The Biden administration last week proposed to increase the capital-gains tax rate—currently 20% for most assets held for at least a year—to 39.6% for people making more than $1 million. Since capital gains are also subject to the 3.8% Medicare tax, the new capital-gains rate would be 43.4%.
What makes this unusual is that 43.4% is well above the rate that would generate the most revenue for the government. Congress’s Joint Committee on Taxation, which does the official scoring and is no den of supply siders, puts the revenue-maximizing rate at 28%. My work several decades ago puts it about 10 points lower than that. That means President Biden is willing to accept lower revenue as the price of higher tax rates. The implications for his administration’s economic thinking are mind-boggling.
Even the revenue-maximizing rate is higher than would be optimal. As tax rates rise, the activity being taxed declines. The loss to the private side of society increases at a geometric rate (proportional to the square of the tax rate) as rates rise. The government collects more revenue, but its gains slow as the taxed activity declines. The revenue-maximizing rate is the point at which the government starts losing from higher taxes. Tax rates above the revenue-maximizing rate are punitive: The government is giving up revenue simply to punish the rich.

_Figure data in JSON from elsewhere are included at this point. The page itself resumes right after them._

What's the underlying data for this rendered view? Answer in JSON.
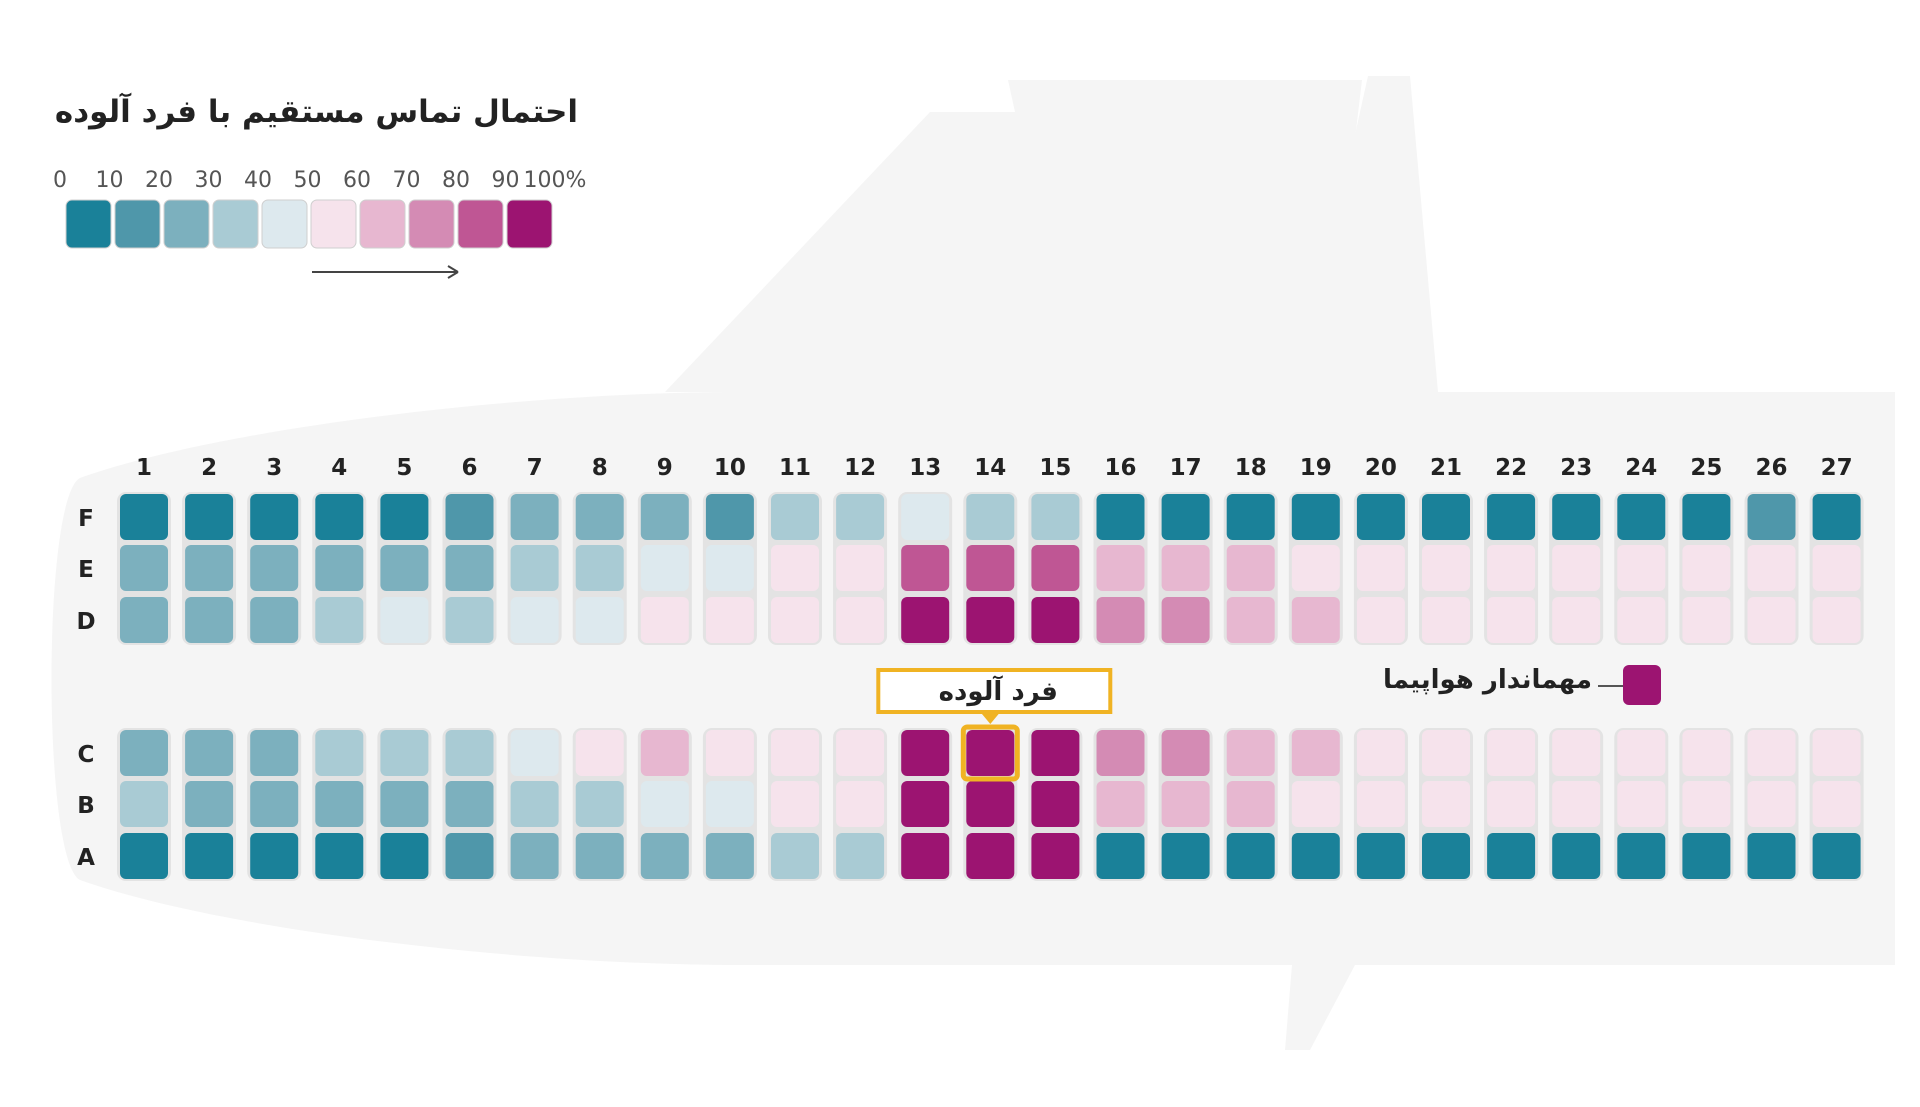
{
  "legend": {
    "title": "احتمال تماس مستقیم با فرد آلوده",
    "tick_labels": [
      "0",
      "10",
      "20",
      "30",
      "40",
      "50",
      "60",
      "70",
      "80",
      "90",
      "100%"
    ],
    "colors": [
      "#1a8199",
      "#4f97aa",
      "#7cb0be",
      "#a9cbd4",
      "#dde9ee",
      "#f6e3ec",
      "#e7b7d0",
      "#d48bb4",
      "#bf5694",
      "#9c1471"
    ]
  },
  "labels": {
    "infected_person": "فرد آلوده",
    "flight_attendant": "مهماندار هواپیما"
  },
  "chart_data": {
    "type": "heatmap",
    "title": "احتمال تماس مستقیم با فرد آلوده",
    "x_label": "",
    "y_label": "",
    "value_unit": "percent probability (color bucket 0–9)",
    "rows": [
      "1",
      "2",
      "3",
      "4",
      "5",
      "6",
      "7",
      "8",
      "9",
      "10",
      "11",
      "12",
      "13",
      "14",
      "15",
      "16",
      "17",
      "18",
      "19",
      "20",
      "21",
      "22",
      "23",
      "24",
      "25",
      "26",
      "27"
    ],
    "seat_letters": [
      "F",
      "E",
      "D",
      "C",
      "B",
      "A"
    ],
    "levels": {
      "F": [
        0,
        0,
        0,
        0,
        0,
        1,
        2,
        2,
        2,
        1,
        3,
        3,
        4,
        3,
        3,
        0,
        0,
        0,
        0,
        0,
        0,
        0,
        0,
        0,
        0,
        1,
        0
      ],
      "E": [
        2,
        2,
        2,
        2,
        2,
        2,
        3,
        3,
        4,
        4,
        5,
        5,
        8,
        8,
        8,
        6,
        6,
        6,
        5,
        5,
        5,
        5,
        5,
        5,
        5,
        5,
        5
      ],
      "D": [
        2,
        2,
        2,
        3,
        4,
        3,
        4,
        4,
        5,
        5,
        5,
        5,
        9,
        9,
        9,
        7,
        7,
        6,
        6,
        5,
        5,
        5,
        5,
        5,
        5,
        5,
        5
      ],
      "C": [
        2,
        2,
        2,
        3,
        3,
        3,
        4,
        5,
        6,
        5,
        5,
        5,
        9,
        9,
        9,
        7,
        7,
        6,
        6,
        5,
        5,
        5,
        5,
        5,
        5,
        5,
        5
      ],
      "B": [
        3,
        2,
        2,
        2,
        2,
        2,
        3,
        3,
        4,
        4,
        5,
        5,
        9,
        9,
        9,
        6,
        6,
        6,
        5,
        5,
        5,
        5,
        5,
        5,
        5,
        5,
        5
      ],
      "A": [
        0,
        0,
        0,
        0,
        0,
        1,
        2,
        2,
        2,
        2,
        3,
        3,
        9,
        9,
        9,
        0,
        0,
        0,
        0,
        0,
        0,
        0,
        0,
        0,
        0,
        0,
        0
      ]
    },
    "infected_seat": "14C",
    "flight_attendant_level": 9
  }
}
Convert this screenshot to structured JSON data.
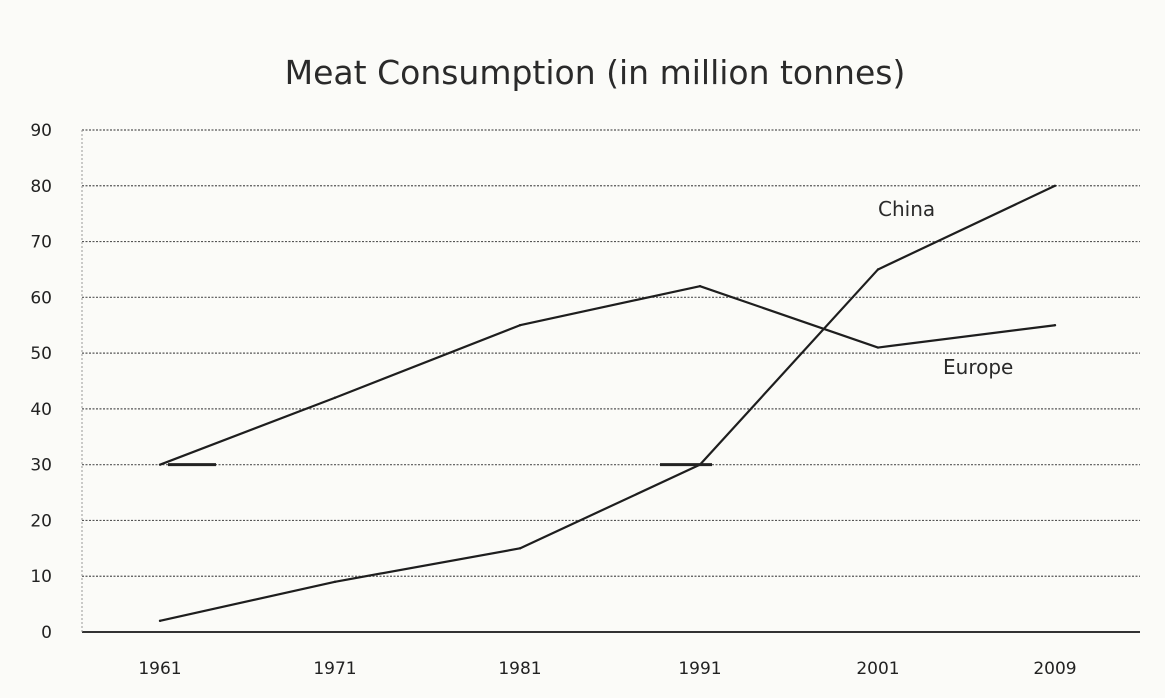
{
  "chart_data": {
    "type": "line",
    "title": "Meat Consumption (in million tonnes)",
    "xlabel": "",
    "ylabel": "",
    "categories": [
      "1961",
      "1971",
      "1981",
      "1991",
      "2001",
      "2009"
    ],
    "ylim": [
      0,
      90
    ],
    "yticks": [
      "0",
      "10",
      "20",
      "30",
      "40",
      "50",
      "60",
      "70",
      "80",
      "90"
    ],
    "grid": true,
    "legend": "none",
    "series": [
      {
        "name": "China",
        "values": [
          2,
          9,
          15,
          30,
          65,
          80
        ],
        "color": "#1e1e1e"
      },
      {
        "name": "Europe",
        "values": [
          30,
          42,
          55,
          62,
          51,
          55
        ],
        "color": "#1e1e1e"
      }
    ]
  }
}
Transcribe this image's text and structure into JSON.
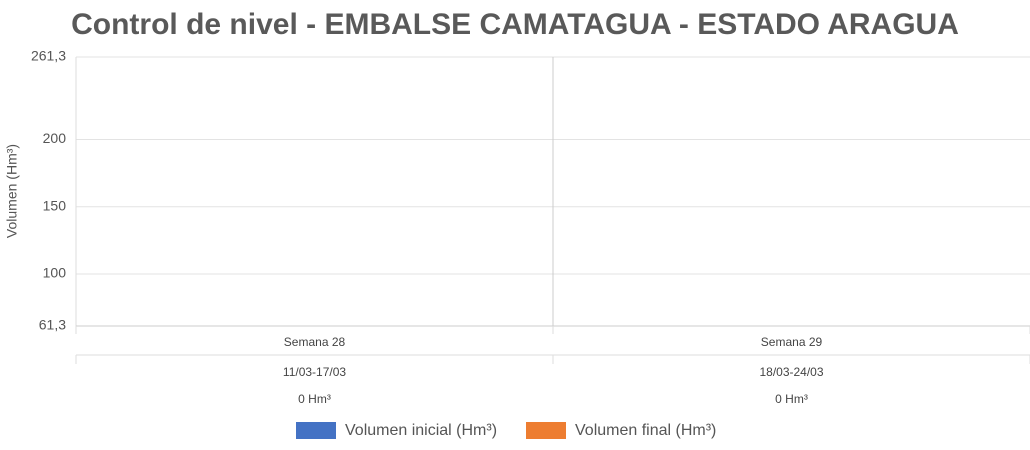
{
  "chart_data": {
    "type": "bar",
    "title": "Control de nivel - EMBALSE CAMATAGUA - ESTADO ARAGUA",
    "y_label": "Volumen (Hm³)",
    "categories": [
      "Semana 28",
      "Semana 29"
    ],
    "category_periods": [
      "11/03-17/03",
      "18/03-24/03"
    ],
    "category_notes": [
      "0 Hm³",
      "0 Hm³"
    ],
    "series": [
      {
        "name": "Volumen inicial (Hm³)",
        "color": "#4472c4",
        "values": [
          null,
          null
        ]
      },
      {
        "name": "Volumen final (Hm³)",
        "color": "#ed7d31",
        "values": [
          null,
          null
        ]
      }
    ],
    "ylim": [
      61.3,
      261.3
    ],
    "yticks": [
      {
        "value": 61.3,
        "label": "61,3"
      },
      100,
      150,
      200,
      {
        "value": 261.3,
        "label": "261,3"
      }
    ],
    "grid": true,
    "legend": "bottom"
  }
}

Punishing the rich is distinct from redistribution. Higher taxes on the rich to finance spending, or to transfer money to lower-income people, may be good for society’s welfare. Economists express this idea in a “social-welfare function,” which weights additional income received by different people, usually based on income. The same sum is considered less valuable if it goes to a high-income person than a lower-income one. The weights are subjective and different analysts will choose different weights.
Still, economists can agree that the ideal is to make someone better off without making someone else worse off. The simplest case is a voluntary exchange of goods for money, in which the buyer values the purchase at least as much as the price, while the seller values the money at least as much as the item being sold. Economists call such an exchange Pareto-optimal after Vilfredo Pareto, the Italian economist who formally framed the concept.